Make a boxplot of trip distances by mode in Los Angeles. How does it compare to Berkeley?

## 6. Multiple plots on a single set of axes

kdeplot: https://seaborn.pydata.org/generated/seaborn.kdeplot.html

In [None]:
data = trips.loc[(trips.trip_distance_miles <= 5)]

ax = sns.kdeplot(data.loc[data['mode']==1].trip_distance_miles, 
                 color = 'orange', 
                 label = 'walking trips')

# Additional plots will show up on the same axes by default
ax = sns.kdeplot(data.loc[data['mode']==2].trip_distance_miles, 
                 color = 'olive',
                 label = 'bicycling trips')

ax = sns.kdeplot(data.loc[data['mode']==15].trip_distance_miles, 
                 color = 'midnightblue',
                 label = 'bus trips')

ax.set_xlim(-.1,5)
ax.set_xlabel('miles')
ax.set_yticks([])
ax.set_title('Distance distribution of trips by mode')
plt.show()

## 7. Multiple plots in a grid

There are various different ways to do this, depending on whether you want Seaborn to construct the grid automatically based on existing data categories, on you want full control over what appears where. Check out the Seaborn examples and tutorials for more options!

In [None]:
# We'll look at trip count by mode in three different cities
data = common_trips.loc[common_trips.city.isin(['SACRAMENTO','OAKLAND','BAKERSFIELD'])]

group = sns.FacetGrid(data, col='city')
group.map(sns.countplot, 'mode')

plt.show()

## 8. Seaborn + functions and loops

Sometimes you'll want to automate the process of plotting multiple things in a similar way, for example to generate the same visualization for several different cities. The traditional way to do this is using functions and loops. (In a separate demo we'll explore creating interactive visualization widgets.)

In this example, we're going to make a chart of trips by mode for a single city, and then automatically replicate it for other cities.

In [None]:
# In this example, we're going to make a chart of trips by mode for a single city,
# and then automatically replicate it for other cities. First, we'll set up the data.

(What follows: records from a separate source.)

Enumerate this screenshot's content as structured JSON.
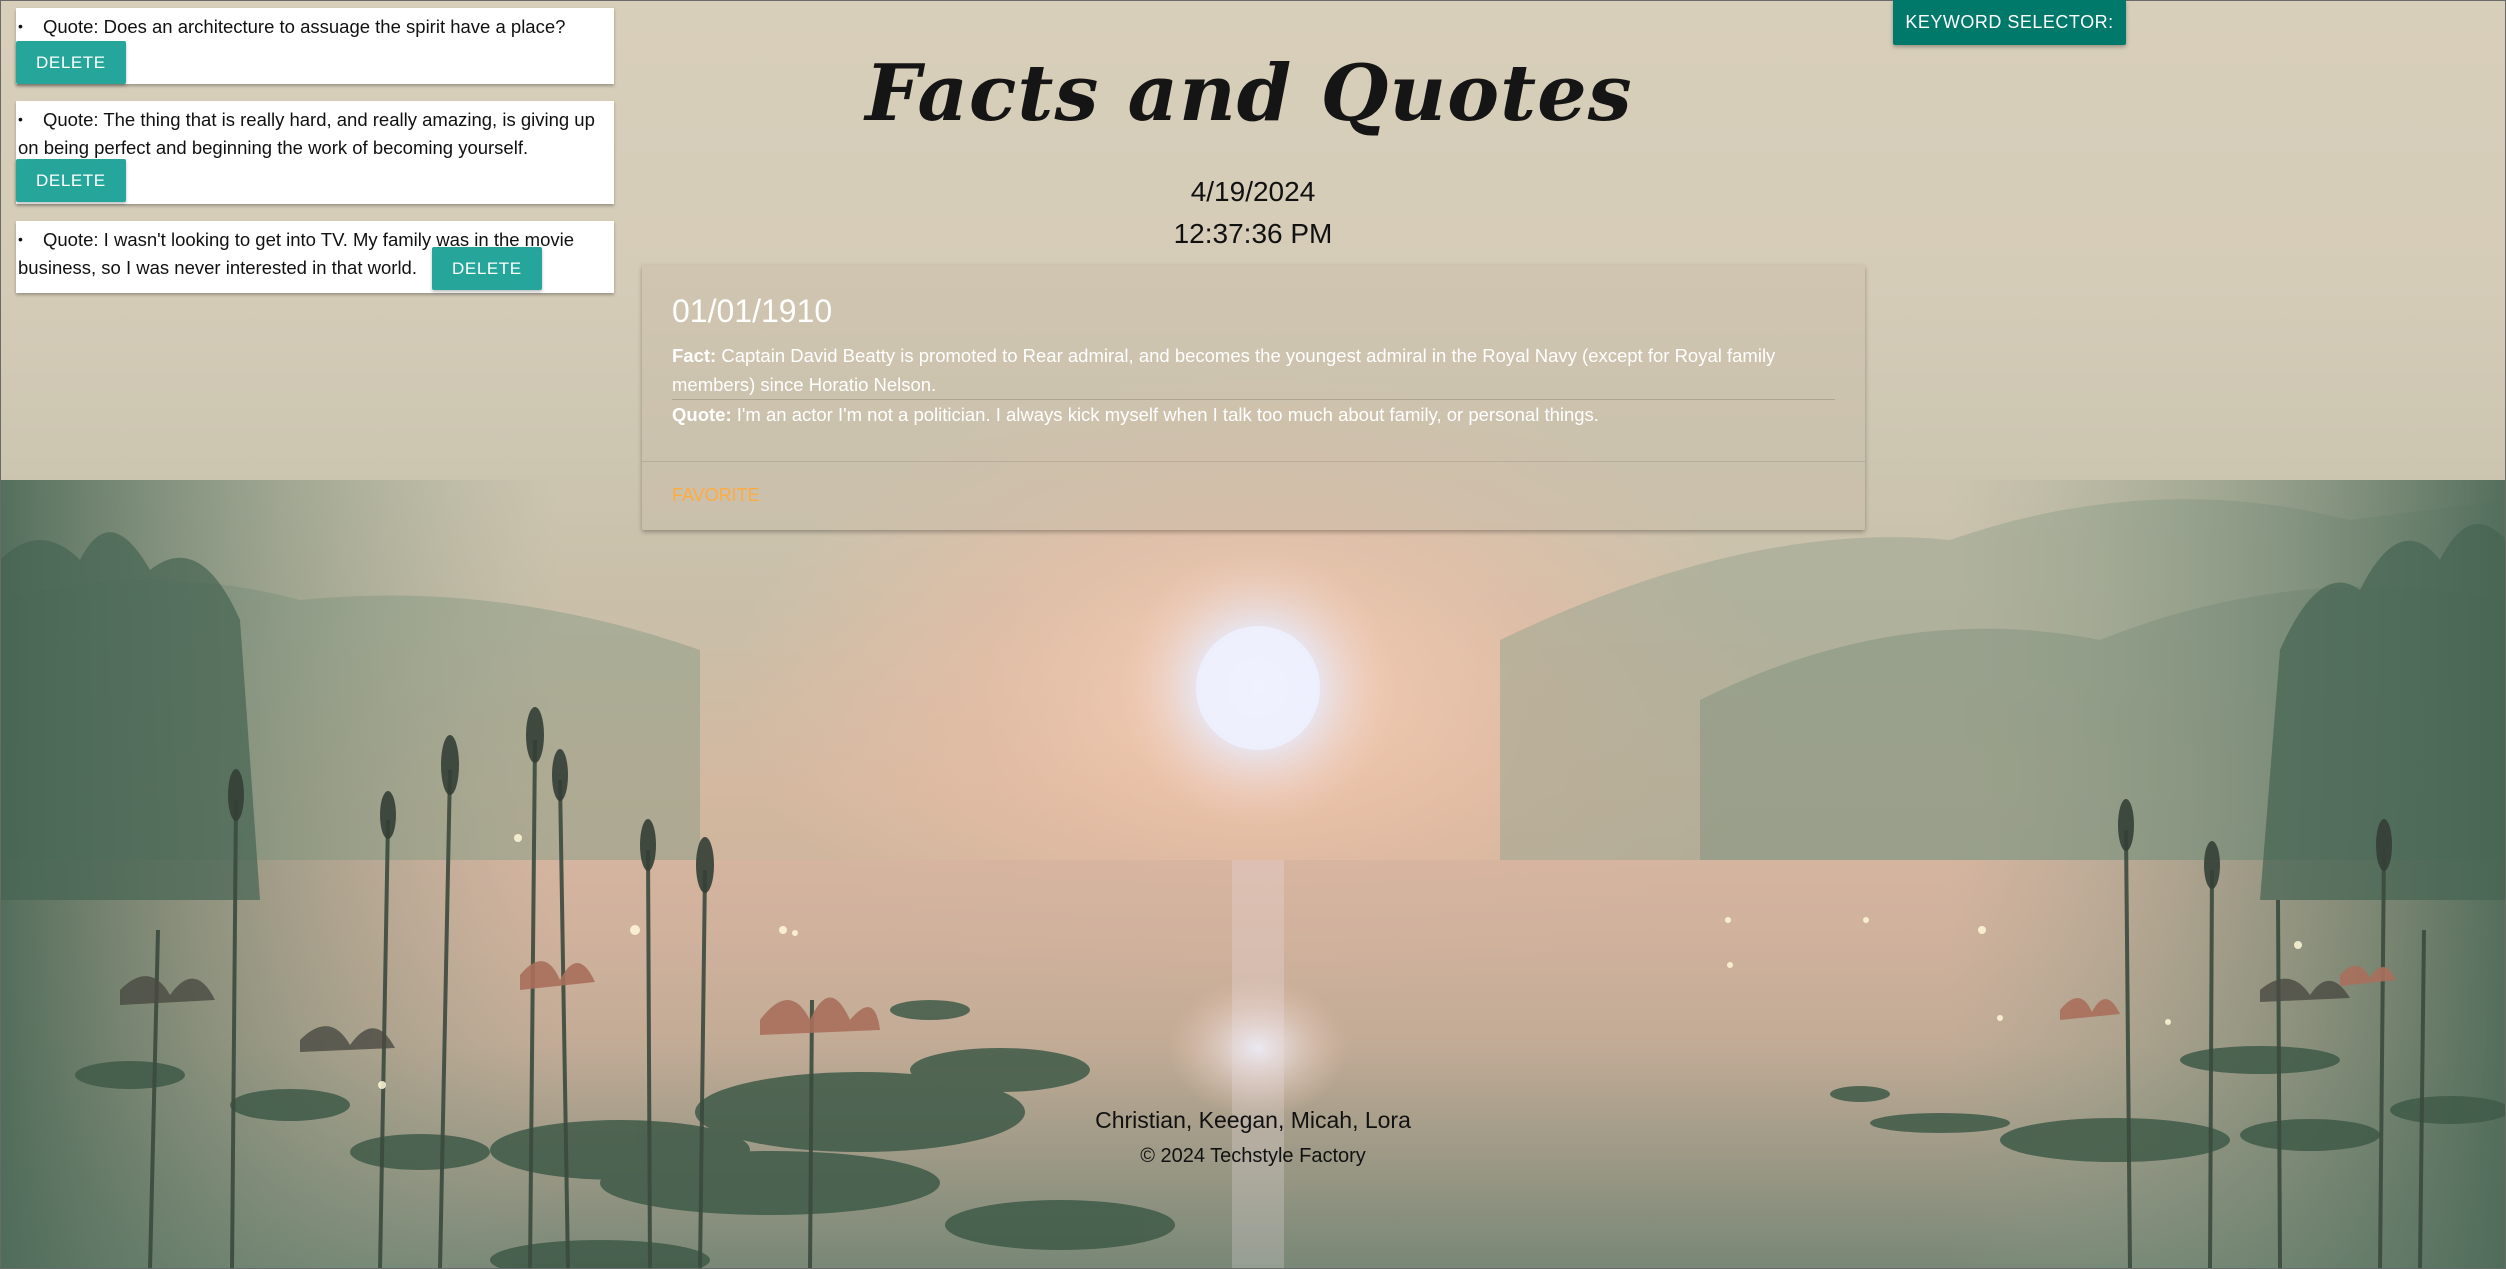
{
  "page": {
    "title": "Facts and Quotes",
    "date": "4/19/2024",
    "time": "12:37:36 PM"
  },
  "keyword_selector": {
    "label": "KEYWORD SELECTOR:"
  },
  "saved_quotes": [
    {
      "bullet": "•",
      "text": "Quote: Does an architecture to assuage the spirit have a place?",
      "delete_label": "DELETE"
    },
    {
      "bullet": "•",
      "text": "Quote: The thing that is really hard, and really amazing, is giving up on being perfect and beginning the work of becoming yourself.",
      "delete_label": "DELETE"
    },
    {
      "bullet": "•",
      "text": "Quote: I wasn't looking to get into TV. My family was in the movie business, so I was never interested in that world.",
      "delete_label": "DELETE"
    }
  ],
  "fact_card": {
    "date": "01/01/1910",
    "fact_label": "Fact:",
    "fact_text": "Captain David Beatty is promoted to Rear admiral, and becomes the youngest admiral in the Royal Navy (except for Royal family members) since Horatio Nelson.",
    "quote_label": "Quote:",
    "quote_text": "I'm an actor I'm not a politician. I always kick myself when I talk too much about family, or personal things.",
    "favorite_label": "FAVORITE"
  },
  "footer": {
    "names": "Christian, Keegan, Micah, Lora",
    "copyright": "© 2024 Techstyle Factory"
  },
  "colors": {
    "delete_button": "#26a69a",
    "keyword_button": "#00796b",
    "favorite": "#ffab40"
  },
  "icons": {
    "background": "lotus-pond-sunset-image"
  }
}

trips['mode_label'] = ''  # New column to identify and label some travel modes

trips.loc[trips['mode'].isin([1]), 'mode_label'] = 'walk'
trips.loc[trips['mode'].isin([2]), 'mode_label'] = 'cycle'
trips.loc[trips['mode'].isin([5]), 'mode_label'] = 'drive'
trips.loc[trips['mode'].isin([15,16,17]), 'mode_label'] = 'bus'
trips.loc[trips['mode'].isin([24,26,27]), 'mode_label'] = 'train'

In [None]:
# Group the trips and count them, taking into account the sampling weights.
# Because 'perwgt' is equal to the proportional weight that each observation 
# should have, summing these weights is equivalent to counting weighted trips.

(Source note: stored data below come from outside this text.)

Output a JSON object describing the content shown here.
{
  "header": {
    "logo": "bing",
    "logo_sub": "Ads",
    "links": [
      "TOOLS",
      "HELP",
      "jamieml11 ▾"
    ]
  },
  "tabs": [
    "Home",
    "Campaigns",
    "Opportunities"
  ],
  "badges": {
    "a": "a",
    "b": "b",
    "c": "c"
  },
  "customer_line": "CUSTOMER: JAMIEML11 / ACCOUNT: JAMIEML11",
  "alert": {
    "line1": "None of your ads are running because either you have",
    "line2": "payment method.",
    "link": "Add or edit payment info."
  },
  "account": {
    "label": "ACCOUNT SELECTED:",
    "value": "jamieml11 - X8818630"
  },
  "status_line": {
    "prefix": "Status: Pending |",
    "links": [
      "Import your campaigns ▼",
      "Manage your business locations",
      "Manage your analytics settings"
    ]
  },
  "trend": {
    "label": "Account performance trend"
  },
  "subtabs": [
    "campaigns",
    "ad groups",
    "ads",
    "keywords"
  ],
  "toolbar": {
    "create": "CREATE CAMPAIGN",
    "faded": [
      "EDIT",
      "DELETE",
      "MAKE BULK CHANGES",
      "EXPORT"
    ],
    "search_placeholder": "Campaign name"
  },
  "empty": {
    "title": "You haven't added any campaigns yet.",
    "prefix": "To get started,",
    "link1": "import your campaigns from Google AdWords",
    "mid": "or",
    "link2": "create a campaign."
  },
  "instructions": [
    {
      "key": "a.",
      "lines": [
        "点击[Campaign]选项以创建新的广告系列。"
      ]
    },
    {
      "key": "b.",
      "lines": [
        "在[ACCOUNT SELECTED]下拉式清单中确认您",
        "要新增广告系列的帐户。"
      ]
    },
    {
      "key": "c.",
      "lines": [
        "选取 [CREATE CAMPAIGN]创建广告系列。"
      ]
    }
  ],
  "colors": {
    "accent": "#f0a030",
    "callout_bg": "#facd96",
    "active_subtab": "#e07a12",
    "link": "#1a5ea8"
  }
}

grouped_trips = trips.groupby(['city','mode_label']).perwgt.sum()  # double-indexed Series

grouped_trips = grouped_trips.reset_index()  # converts it to a DataFrame

# Rename 'perwgt' now that it's been summed

grouped_trips.rename(columns={'perwgt': 'trips'}, inplace=True)

In [None]:
# Check what the data looks like

grouped_trips.loc[grouped_trips.city == 'BERKELEY']

### Now, we can plot the data!

Barplot: https://seaborn.pydata.org/generated/seaborn.barplot.html

In [None]:
import matplotlib.pyplot as plt
import seaborn as sns
sns.set()

In [None]:
# Create a plot, but set it up *inside a function*

def plot_city(city_name):
    """
    Plots trips by mode for the city name provided.
    
    """
    data = grouped_trips.loc[grouped_trips.city == city_name]

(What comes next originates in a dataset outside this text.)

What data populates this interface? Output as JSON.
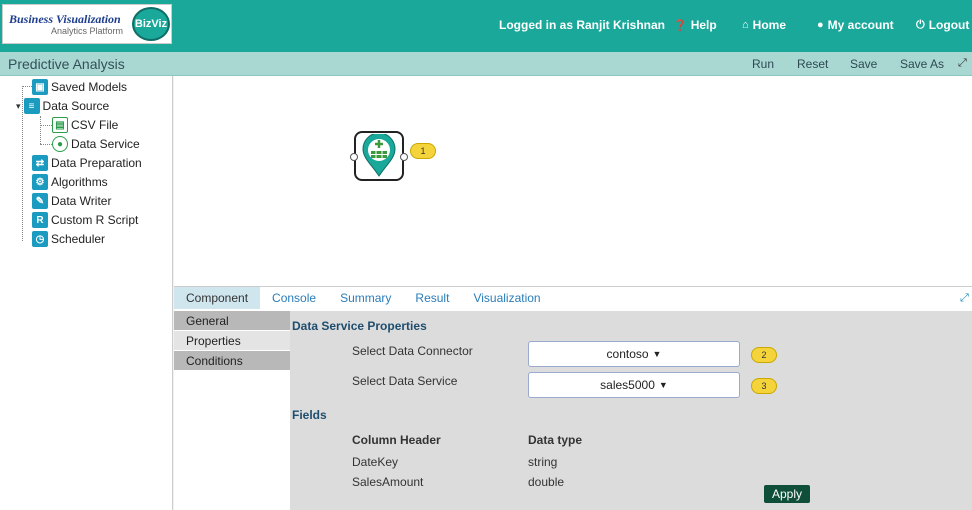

    ax = sns.barplot(data = data,
                     x = 'mode_label',
                     y = 'trips')

    ax.set_xlabel('')
    ax.set_title('Trips by mode for ' + city_name)

    plt.show()

In [None]:
# Now, we can run the function to plot data for any city

plot_city('BERKELEY')

In [None]:
# To generate many at once, we can loop through a list

cities = ['SAN DIEGO', 'LOS ANGELES', 'SAN JOSE', 'SAN FRANCISCO', 'OAKLAND']

for c in cities:
    plot_city(c)

## More exercises

1. Try making a scatter plot of trip distances vs. durations. How about a bivariate distplot? (You can look these up in the Seaborn tutorials!)
  

2. Explore how modes and distances vary for different trip purposes.
  

3. Explore more of the variations among cities.